CULTIVATION: Extremely heat and drought tolerant, most sunflowers can easily exist under conditions unsuitable for growing many other garden flowers. Although the shorter strains can be grown in poor soils, the taller varieties need moderately rich soil and regular watering. They will also need staking. Sow seeds outdoors where you want them to grow. Depending on the size plant you are growing, thin the seedlings to 24 to 48 inches apart.

These towering plants, beacons of light and warmth, have been loved and worshiped for many centuries. The Incan Indians of Peru considered this flower a symbol of the sun and worshiped it accordingly. Priestesses of the temple wore sunflower medallions made of gold.
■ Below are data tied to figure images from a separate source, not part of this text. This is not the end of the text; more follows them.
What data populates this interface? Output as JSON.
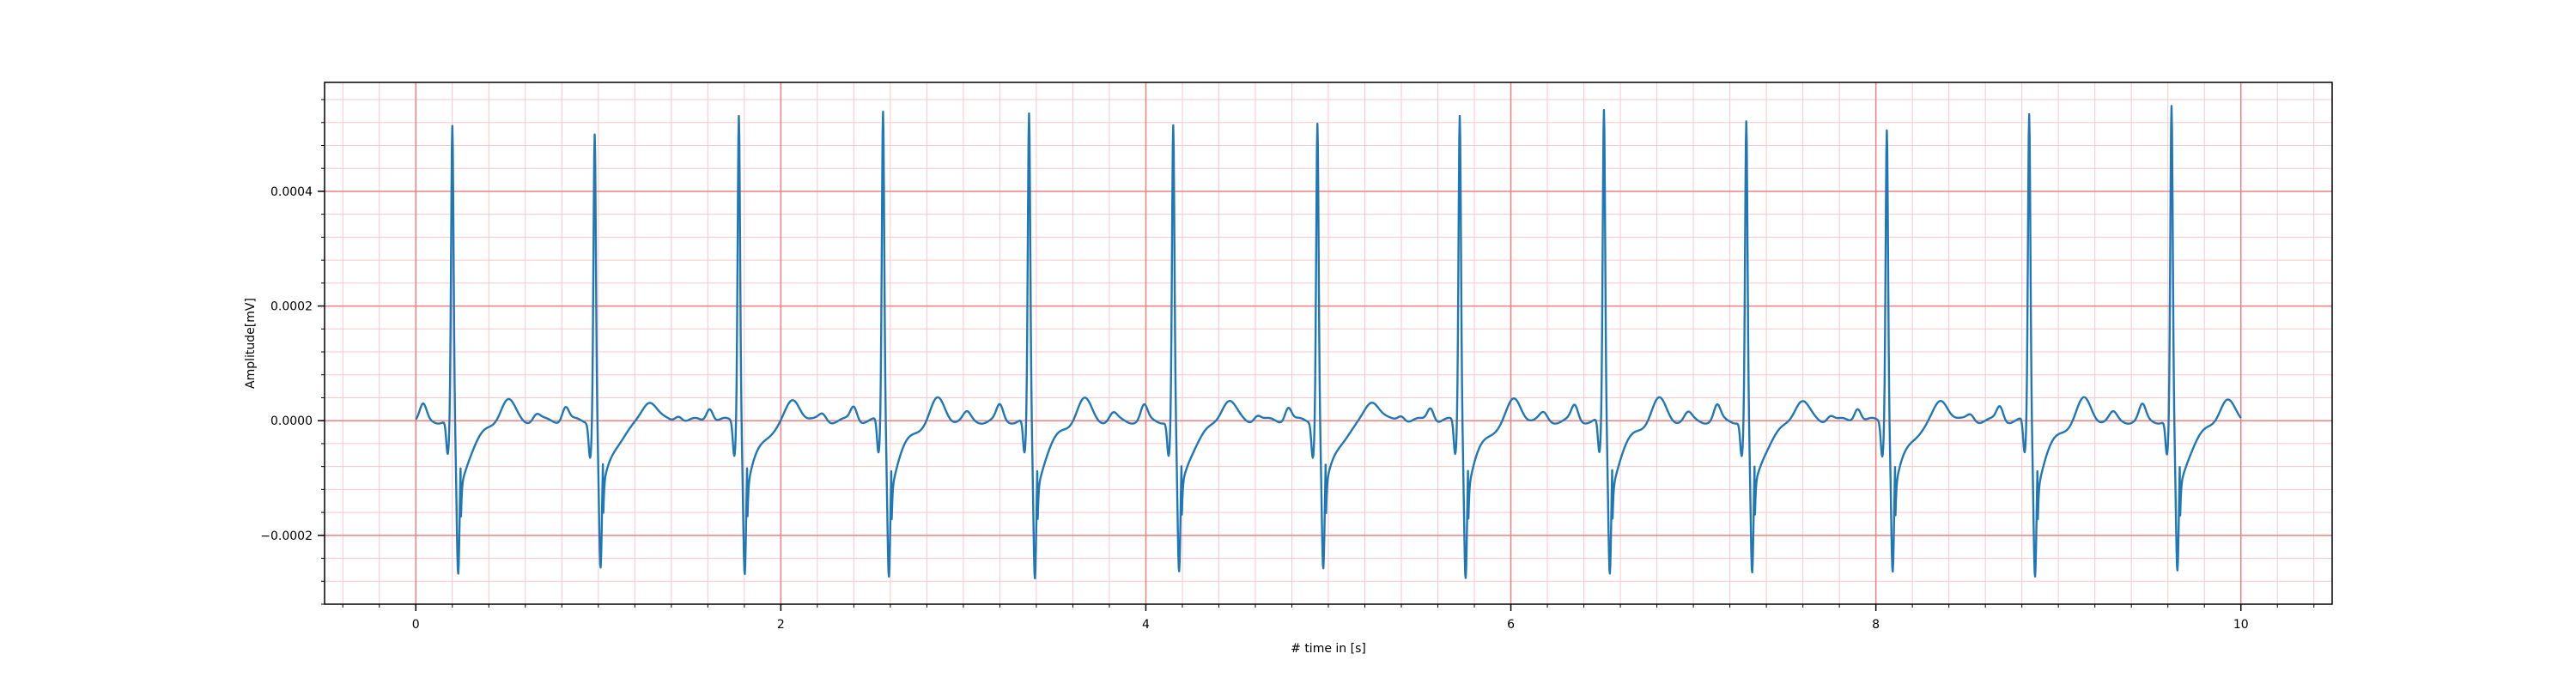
{
  "chart_data": {
    "type": "line",
    "title": "",
    "xlabel": "# time in [s]",
    "ylabel": "Amplitude[mV]",
    "xlim": [
      -0.5,
      10.5
    ],
    "ylim": [
      -0.00032,
      0.00059
    ],
    "x_ticks": [
      0,
      2,
      4,
      6,
      8,
      10
    ],
    "x_tick_labels": [
      "0",
      "2",
      "4",
      "6",
      "8",
      "10"
    ],
    "y_ticks": [
      -0.0002,
      0.0,
      0.0002,
      0.0004
    ],
    "y_tick_labels": [
      "−0.0002",
      "0.0000",
      "0.0002",
      "0.0004"
    ],
    "x_minor_step": 0.2,
    "y_minor_step": 4e-05,
    "grid": true,
    "grid_major_color": "#f08080",
    "grid_minor_color": "#f7c8cc",
    "line_color": "#1f77b4",
    "series": [
      {
        "beats": [
          {
            "r_time": 0.2,
            "r_peak": 0.00051,
            "s_trough": -0.00027
          },
          {
            "r_time": 0.98,
            "r_peak": 0.000502,
            "s_trough": -0.00026
          },
          {
            "r_time": 1.77,
            "r_peak": 0.000537,
            "s_trough": -0.000265
          },
          {
            "r_time": 2.56,
            "r_peak": 0.000539,
            "s_trough": -0.000268
          },
          {
            "r_time": 3.36,
            "r_peak": 0.000532,
            "s_trough": -0.000275
          },
          {
            "r_time": 4.15,
            "r_peak": 0.000513,
            "s_trough": -0.000268
          },
          {
            "r_time": 4.94,
            "r_peak": 0.000522,
            "s_trough": -0.00026
          },
          {
            "r_time": 5.72,
            "r_peak": 0.000535,
            "s_trough": -0.00027
          },
          {
            "r_time": 6.51,
            "r_peak": 0.000539,
            "s_trough": -0.000265
          },
          {
            "r_time": 7.29,
            "r_peak": 0.00052,
            "s_trough": -0.00027
          },
          {
            "r_time": 8.06,
            "r_peak": 0.000512,
            "s_trough": -0.000262
          },
          {
            "r_time": 8.84,
            "r_peak": 0.000534,
            "s_trough": -0.000268
          },
          {
            "r_time": 9.62,
            "r_peak": 0.000545,
            "s_trough": -0.000265
          }
        ],
        "t_start": 0.0,
        "t_end": 10.0
      }
    ]
  }
}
American pioneer families found many uses for sunflowers. New growth was eaten like asparagus, and the seeds were eaten as a tasty snack, used for baking, and fed to birds during winter months. The leaves and stalks were used as fodder, and fibers from the stalks were used to make cloth. Oil from the seeds were used in cooking and for making soap, and the blossoms made a good yellow dye. Not only were the plants grown in the garden, they were also planted close to the house because of the superstition that sunflowers were protection against malaria.
Sunflowers are native to North America and South America, and many Indian tribes used the plant for cooking, mixing paint, and dressing their hair.
The genus name, Helianthus, is from two Greek words, helios, meaning “sun” and anthos, meaning “flower.”
According to the Victorian language of flowers, sunflower is a symbol of haughtiness.